Di tengah meningkatnya ketegangan global, khususnya perang yang melibatkan Israel dan Iran, saya menyaksikan reaksi manusia yang mengejutkan. Ada yang berkata dengan yakin: “Perang akan membawa damai.” Pernyataan itu terdengar seperti paradoks, bahkan mungkin absurd. Namun kenyataannya, banyak orang mempercayainya, seolah-olah penderitaan dan kehancuran hanyalah jalan rutin menuju dunia yang lebih baik.

Yang lebih mengherankan, saya mendengar komentar seperti: “Asalkan Iran menang, tak masalah berapa pun nyawa yang hilang.” Ungkapan ini mencerminkan sebuah krisis dalam kemanusiaan kita. Di mata sebagian orang, kemenangan ideologis atau keagamaan tampak lebih penting daripada nilai satu kehidupan. Padahal perang itu, jika ditelusuri lebih dalam, seringkali tidak hanya soal iman atau doktrin, tetapi soal kekuasaan, ego kolektif, dan pengorbanan yang dipaksakan atas nama “tugas suci.”

Manusia yang dahulu dijunjung tinggi karena martabatnya sebagai makhluk berakal dan berperasaan, kini hanya menjadi angka dalam laporan konflik. Statistik kematian dibaca tanpa gentar. Tangisan anak-anak dan reruntuhan rumah hanya menjadi latar bagi opini yang dibalut keyakinan ideologis.

Di tengah kegelisahan ini, saya teringat pada pemikiran Yuval Noah Harari, sejarawan dan filsuf yang menyentil akar dari semua ini. Dalam Sapiens dan Homo Deus, Harari menekankan bahwa manusia adalah satu-satunya spesies yang mampu menciptakan dan hidup dalam narasi—cerita yang kita sepakati bersama sebagai “kebenaran.” Kita bisa membunuh atau mati untuk ide yang tak bisa disentuh, hanya karena kita percaya ia bermakna.

Harari mengingatkan bahwa agama, seperti semua ideologi, bisa menjadi kekuatan yang membebaskan, namun juga alat pembenaran kekerasan yang sistematis.
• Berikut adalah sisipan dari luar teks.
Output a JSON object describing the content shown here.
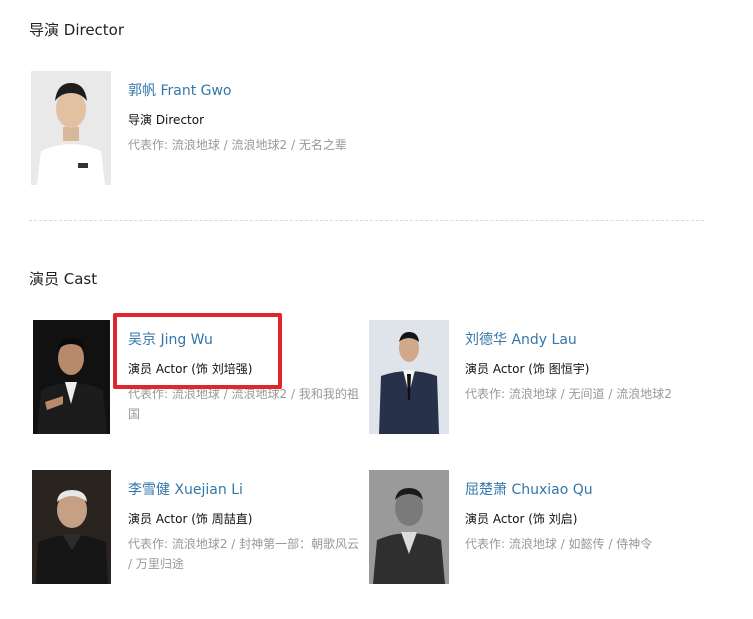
{
  "director_section": {
    "title": "导演 Director"
  },
  "directors": [
    {
      "name": "郭帆 Frant Gwo",
      "role": "导演 Director",
      "works": "代表作:  流浪地球 / 流浪地球2 / 无名之辈"
    }
  ],
  "cast_section": {
    "title": "演员 Cast"
  },
  "cast": [
    {
      "name": "吴京 Jing Wu",
      "role": "演员 Actor (饰 刘培强)",
      "works": "代表作:  流浪地球 / 流浪地球2 / 我和我的祖国"
    },
    {
      "name": "刘德华 Andy Lau",
      "role": "演员 Actor (饰 图恒宇)",
      "works": "代表作:  流浪地球 / 无间道 / 流浪地球2"
    },
    {
      "name": "李雪健 Xuejian Li",
      "role": "演员 Actor (饰 周喆直)",
      "works": "代表作:  流浪地球2 / 封神第一部：朝歌风云 / 万里归途"
    },
    {
      "name": "屈楚萧 Chuxiao Qu",
      "role": "演员 Actor (饰 刘启)",
      "works": "代表作:  流浪地球 / 如懿传 / 侍神令"
    }
  ],
  "colors": {
    "link": "#3377aa",
    "muted": "#999999",
    "highlight": "#e0262c"
  }
}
Ketika narasi agama atau kebangsaan lebih disembah daripada kenyataan penderitaan manusia, kita sedang menyaksikan tragedi moral yang mendalam. Sebab menurut Harari, homo sapiens adalah makhluk yang rela menumpahkan darah demi cerita yang ia yakini lebih sakral daripada nyawa.

Dalam dunia modern yang semakin kompleks, Harari menilai bahwa humanisme—yakni penempatan manusia dan penderitaannya sebagai nilai tertinggi—telah digantikan oleh bentuk-bentuk fundamentalisme baru. Kita tidak lagi menilai suatu tindakan berdasarkan berapa banyak kehidupan yang diselamatkan, tetapi berdasarkan apakah tindakan itu sesuai dengan tafsir keagamaan atau politik tertentu. Ini bukan hanya bahaya. Ini adalah kehilangan arah moral.

Lantas saya bertanya: apakah kita masih memiliki empati? Ataukah kita sudah terlalu tenggelam dalam narasi-narasi heroik yang membuat kita lupa akan jerit manusia yang sebenarnya?

Saya tidak menolak agama. Saya pun tidak menolak iman. Tapi saya gelisah—sungguh gelisah—ketika agama kehilangan jantung kemanusiaannya, ketika iman kehilangan wajah kasihnya. Dalam titik ini, Harari, meskipun seorang sekuler, memberi tantangan serius kepada siapa pun yang mengaku beriman: jika kepercayaanmu membuatmu kurang peduli pada penderitaan manusia, apakah itu benar-benar kepercayaan yang suci?

Di zaman ketika nyawa bisa diperdebatkan, dan kasih bisa disisihkan demi kemenangan doktrin, barangkali kita harus berhenti sejenak. Bukan untuk menyerah, tetapi untuk bertanya: masihkah kita manusia?